Last July, Washingtonian reported that the Smithsonian’s National Museum of American History was hiring a historian/scholar for its new initiative on American brewing history. On Monday, it announced the dream job was filled by Theresa McCulla, a social and cultural historian of food in the U.S. from the early 1800s to today.
McCulla, who has a culinary degree and will receive her Ph.D. in American Studies from Harvard this year, will conduct research on how beer and brewing fits into the broader American experience.

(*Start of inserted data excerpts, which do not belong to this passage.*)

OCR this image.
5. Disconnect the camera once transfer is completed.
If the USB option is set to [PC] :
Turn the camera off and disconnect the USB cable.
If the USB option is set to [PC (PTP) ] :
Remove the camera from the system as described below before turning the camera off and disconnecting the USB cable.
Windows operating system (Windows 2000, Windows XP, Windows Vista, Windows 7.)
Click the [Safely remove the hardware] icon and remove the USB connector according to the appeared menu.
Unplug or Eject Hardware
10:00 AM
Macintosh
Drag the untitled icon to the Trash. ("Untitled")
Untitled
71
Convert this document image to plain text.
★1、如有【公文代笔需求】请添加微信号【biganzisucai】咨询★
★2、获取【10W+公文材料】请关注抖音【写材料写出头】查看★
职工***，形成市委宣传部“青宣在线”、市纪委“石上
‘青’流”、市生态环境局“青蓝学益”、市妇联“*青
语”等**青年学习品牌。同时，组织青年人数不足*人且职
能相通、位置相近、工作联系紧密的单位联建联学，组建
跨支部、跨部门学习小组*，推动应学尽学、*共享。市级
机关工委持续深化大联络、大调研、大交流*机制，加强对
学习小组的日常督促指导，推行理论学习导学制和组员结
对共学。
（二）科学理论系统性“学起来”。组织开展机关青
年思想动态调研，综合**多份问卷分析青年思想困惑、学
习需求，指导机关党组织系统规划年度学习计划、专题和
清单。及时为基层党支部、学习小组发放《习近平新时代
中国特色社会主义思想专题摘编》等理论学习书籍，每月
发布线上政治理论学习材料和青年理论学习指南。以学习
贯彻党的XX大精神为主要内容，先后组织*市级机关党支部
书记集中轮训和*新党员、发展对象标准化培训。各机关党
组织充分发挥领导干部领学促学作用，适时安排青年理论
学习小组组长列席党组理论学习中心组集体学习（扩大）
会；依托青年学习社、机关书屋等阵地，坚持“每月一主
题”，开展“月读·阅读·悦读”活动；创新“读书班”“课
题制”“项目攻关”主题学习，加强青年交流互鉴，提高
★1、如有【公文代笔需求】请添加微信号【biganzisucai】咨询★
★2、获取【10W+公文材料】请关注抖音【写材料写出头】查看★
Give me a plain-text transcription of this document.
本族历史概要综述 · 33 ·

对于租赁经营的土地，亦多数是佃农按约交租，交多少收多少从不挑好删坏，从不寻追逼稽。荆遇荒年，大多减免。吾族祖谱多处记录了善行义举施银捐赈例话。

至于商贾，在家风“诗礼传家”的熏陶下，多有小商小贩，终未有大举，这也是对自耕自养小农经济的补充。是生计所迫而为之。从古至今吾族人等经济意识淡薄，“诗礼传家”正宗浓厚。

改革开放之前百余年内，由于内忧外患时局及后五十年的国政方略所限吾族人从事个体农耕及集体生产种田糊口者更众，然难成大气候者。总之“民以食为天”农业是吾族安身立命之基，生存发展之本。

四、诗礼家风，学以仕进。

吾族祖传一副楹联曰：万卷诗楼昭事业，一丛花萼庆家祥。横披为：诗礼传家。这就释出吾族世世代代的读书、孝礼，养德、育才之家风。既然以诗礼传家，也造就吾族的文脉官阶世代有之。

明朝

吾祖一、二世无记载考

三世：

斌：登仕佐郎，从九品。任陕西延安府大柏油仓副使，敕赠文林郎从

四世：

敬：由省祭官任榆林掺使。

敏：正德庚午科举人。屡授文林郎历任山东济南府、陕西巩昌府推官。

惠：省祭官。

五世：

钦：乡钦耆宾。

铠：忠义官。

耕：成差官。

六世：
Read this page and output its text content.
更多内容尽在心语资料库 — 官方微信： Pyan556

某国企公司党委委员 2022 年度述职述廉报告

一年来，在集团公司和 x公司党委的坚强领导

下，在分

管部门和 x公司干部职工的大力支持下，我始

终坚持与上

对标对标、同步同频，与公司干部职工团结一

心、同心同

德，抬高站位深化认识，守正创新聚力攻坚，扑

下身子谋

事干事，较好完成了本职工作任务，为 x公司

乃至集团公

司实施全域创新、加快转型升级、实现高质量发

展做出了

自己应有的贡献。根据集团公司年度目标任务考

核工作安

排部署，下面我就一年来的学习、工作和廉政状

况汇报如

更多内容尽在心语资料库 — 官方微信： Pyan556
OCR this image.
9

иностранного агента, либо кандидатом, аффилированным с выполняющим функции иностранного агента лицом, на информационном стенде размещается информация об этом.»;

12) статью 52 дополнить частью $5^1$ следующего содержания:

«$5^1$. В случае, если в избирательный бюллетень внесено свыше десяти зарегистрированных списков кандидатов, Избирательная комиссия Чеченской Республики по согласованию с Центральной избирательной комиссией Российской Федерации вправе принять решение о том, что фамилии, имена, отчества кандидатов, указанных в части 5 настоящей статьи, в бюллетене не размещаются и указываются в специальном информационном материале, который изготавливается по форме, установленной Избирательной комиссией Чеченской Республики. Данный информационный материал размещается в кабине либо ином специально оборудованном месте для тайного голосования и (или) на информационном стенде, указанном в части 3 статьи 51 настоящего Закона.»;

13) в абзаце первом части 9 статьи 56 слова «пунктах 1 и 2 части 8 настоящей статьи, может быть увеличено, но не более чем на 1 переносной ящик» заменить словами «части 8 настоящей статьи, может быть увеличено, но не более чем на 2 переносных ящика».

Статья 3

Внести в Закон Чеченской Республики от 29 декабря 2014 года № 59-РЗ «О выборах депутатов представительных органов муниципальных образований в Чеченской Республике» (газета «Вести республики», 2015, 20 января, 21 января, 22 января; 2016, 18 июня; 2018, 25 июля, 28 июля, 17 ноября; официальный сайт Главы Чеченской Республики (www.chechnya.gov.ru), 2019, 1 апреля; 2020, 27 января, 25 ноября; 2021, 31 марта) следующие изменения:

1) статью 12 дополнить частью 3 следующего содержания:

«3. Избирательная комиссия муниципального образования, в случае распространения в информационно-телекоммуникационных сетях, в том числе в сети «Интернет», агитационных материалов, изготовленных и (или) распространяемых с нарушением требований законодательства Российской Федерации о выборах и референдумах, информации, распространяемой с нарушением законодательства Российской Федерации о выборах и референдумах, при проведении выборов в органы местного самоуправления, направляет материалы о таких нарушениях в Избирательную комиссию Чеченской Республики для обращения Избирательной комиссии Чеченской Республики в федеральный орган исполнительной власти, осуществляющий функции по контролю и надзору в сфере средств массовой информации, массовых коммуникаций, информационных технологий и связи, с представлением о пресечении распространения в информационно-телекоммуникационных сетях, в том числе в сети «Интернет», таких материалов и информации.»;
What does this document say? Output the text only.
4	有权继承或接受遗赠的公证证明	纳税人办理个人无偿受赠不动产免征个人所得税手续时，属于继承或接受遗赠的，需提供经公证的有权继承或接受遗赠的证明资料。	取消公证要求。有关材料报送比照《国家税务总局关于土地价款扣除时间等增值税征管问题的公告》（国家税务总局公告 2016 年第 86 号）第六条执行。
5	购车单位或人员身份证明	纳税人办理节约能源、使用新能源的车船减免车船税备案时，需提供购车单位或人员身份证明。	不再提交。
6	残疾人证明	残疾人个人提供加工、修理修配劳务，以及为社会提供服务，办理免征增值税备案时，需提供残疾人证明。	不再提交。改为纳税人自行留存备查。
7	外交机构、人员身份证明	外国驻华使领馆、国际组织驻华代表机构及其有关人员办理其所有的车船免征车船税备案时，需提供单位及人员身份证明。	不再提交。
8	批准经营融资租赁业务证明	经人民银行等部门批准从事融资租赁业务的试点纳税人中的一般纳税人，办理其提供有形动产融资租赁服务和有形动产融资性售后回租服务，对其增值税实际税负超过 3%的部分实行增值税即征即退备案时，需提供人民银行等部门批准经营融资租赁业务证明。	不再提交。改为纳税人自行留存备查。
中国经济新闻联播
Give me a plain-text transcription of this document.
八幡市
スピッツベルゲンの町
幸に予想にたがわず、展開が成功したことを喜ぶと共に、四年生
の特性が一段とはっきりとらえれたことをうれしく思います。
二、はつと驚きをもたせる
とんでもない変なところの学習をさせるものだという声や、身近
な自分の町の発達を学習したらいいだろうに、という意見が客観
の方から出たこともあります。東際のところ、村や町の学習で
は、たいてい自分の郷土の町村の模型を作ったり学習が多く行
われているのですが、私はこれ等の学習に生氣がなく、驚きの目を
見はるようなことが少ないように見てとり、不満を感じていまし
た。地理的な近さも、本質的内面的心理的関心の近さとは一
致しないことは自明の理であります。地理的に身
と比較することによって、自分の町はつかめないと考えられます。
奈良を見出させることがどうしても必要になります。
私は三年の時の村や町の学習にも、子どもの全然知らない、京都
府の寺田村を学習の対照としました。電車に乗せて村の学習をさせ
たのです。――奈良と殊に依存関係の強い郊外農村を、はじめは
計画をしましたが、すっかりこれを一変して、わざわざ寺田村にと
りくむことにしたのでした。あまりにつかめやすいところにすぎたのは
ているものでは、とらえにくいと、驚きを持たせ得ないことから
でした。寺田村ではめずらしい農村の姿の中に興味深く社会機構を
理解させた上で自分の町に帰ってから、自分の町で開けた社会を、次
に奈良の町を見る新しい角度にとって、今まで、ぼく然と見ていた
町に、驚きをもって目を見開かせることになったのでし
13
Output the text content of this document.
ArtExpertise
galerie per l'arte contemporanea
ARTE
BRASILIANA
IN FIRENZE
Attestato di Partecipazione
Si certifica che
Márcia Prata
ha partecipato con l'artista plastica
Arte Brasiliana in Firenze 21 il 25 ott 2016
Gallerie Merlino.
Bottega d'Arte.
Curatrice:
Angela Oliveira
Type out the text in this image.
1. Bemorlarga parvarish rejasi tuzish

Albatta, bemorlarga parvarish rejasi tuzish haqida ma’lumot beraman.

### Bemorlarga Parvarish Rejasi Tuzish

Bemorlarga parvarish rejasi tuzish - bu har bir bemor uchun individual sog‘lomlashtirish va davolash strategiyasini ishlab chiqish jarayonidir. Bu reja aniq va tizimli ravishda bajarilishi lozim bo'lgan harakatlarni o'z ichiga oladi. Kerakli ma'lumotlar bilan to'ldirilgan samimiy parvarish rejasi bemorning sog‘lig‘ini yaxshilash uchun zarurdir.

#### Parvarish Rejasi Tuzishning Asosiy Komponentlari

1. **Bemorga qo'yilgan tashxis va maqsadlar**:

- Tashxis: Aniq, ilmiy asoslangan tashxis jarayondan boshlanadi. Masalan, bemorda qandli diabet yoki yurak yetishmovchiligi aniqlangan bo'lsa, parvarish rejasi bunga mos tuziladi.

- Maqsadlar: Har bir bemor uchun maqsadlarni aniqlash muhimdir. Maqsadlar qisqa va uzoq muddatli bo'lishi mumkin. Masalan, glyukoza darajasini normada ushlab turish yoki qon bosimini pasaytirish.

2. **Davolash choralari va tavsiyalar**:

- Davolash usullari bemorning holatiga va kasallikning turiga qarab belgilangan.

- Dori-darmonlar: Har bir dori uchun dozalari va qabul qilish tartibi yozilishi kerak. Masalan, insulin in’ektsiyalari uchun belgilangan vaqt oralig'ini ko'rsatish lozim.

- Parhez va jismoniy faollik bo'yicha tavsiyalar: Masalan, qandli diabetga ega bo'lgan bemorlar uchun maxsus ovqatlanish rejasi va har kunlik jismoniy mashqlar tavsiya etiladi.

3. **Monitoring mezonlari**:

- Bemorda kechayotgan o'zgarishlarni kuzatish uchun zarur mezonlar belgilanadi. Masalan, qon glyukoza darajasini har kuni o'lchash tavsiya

Along with using archival sources, McCulla will travel around the U.S. to gather oral histories from home brewers and collect brewing artifacts for the museum.
“We feel strongly that the history of beer and brewing throughout American history serves as a lens to look at other issues,” McCulla says. “If you look at beer, you can understand stories of immigration, transportation, changes to our technology, business, as well as consumer culture and how it intertwines with advertising.”
McCulla’s own family history has given her a unique perspective on her new role. Her father, who hails from Milwaukee, the beer capital of the world, fermented beers in their home’s shower in Richmond. On bottling day, 8-year-old McCulla and her siblings would help cap the bottles and stack them up in the garage, where they’d sometimes explode in the summertime.
Her cousins and uncles were also big home brewers; some of them are opening a small brewery in Radford, Virginia. Those kinds of stories are the ones she’ll be looking to collect and present to the public.
She also hopes to squash the myths and stereotypes associated with beer today. “Beer and brewing now have a personality that is almost exclusively masculine, but if we look at history, the first brewers in America were women and enslaved people brewing out of the home,” she says.
And although we usually think of brewing in the context of Midwestern cities like Milwaukee or St. Louis, McCulla says that “beer was so crucial to the urban fabric of many American cities,” including Washington. Christian Heurich, a German immigrant, came to DC during the late 19th century and brewed beer where the Kennedy Center is today. The brewery and all of its buildings were torn down in 1961.
While most of McCulla’s work will be research and writing-based, she anticipates some of her traveling will allow her to drink some beer, too.